4. Berechnung der Einkommenssteuer für das Abfindungsjahr
Abschließend werden Wert A und Wert C addiert. Die Summe aus diesen beiden Werten entspricht der Höhe der Einkommenssteuer, die für das Auszahlungsjahr der Abfindung anzusetzen ist.
Fazit: Fünftelregelung reduziert Steuerlast bei Abfindung
Im Endeffekt lohnt sich die Anwendung der Fünftelregelung vor allem für Arbeitnehmer, die bei eher niedrigem regelmäßigem Gehalt eine vergleichsweise hohe Abfindung erhalten.

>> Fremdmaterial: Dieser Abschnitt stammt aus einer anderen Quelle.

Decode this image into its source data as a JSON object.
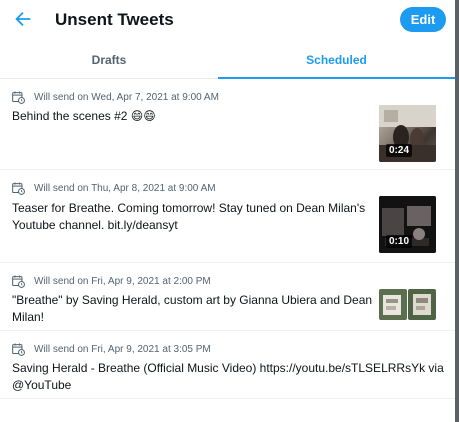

Grundsätzlich empfiehlt sich vorab stets eine genaue Ermittlung des Vorteils, der sich im individuellen Fall aus dem Gebrauch der Fünftelregelung ergibt. Denn: Unter Umständen kann die Regelung auswirkungsfrei oder sogar mit finanziellen Nachteilen verbunden sein.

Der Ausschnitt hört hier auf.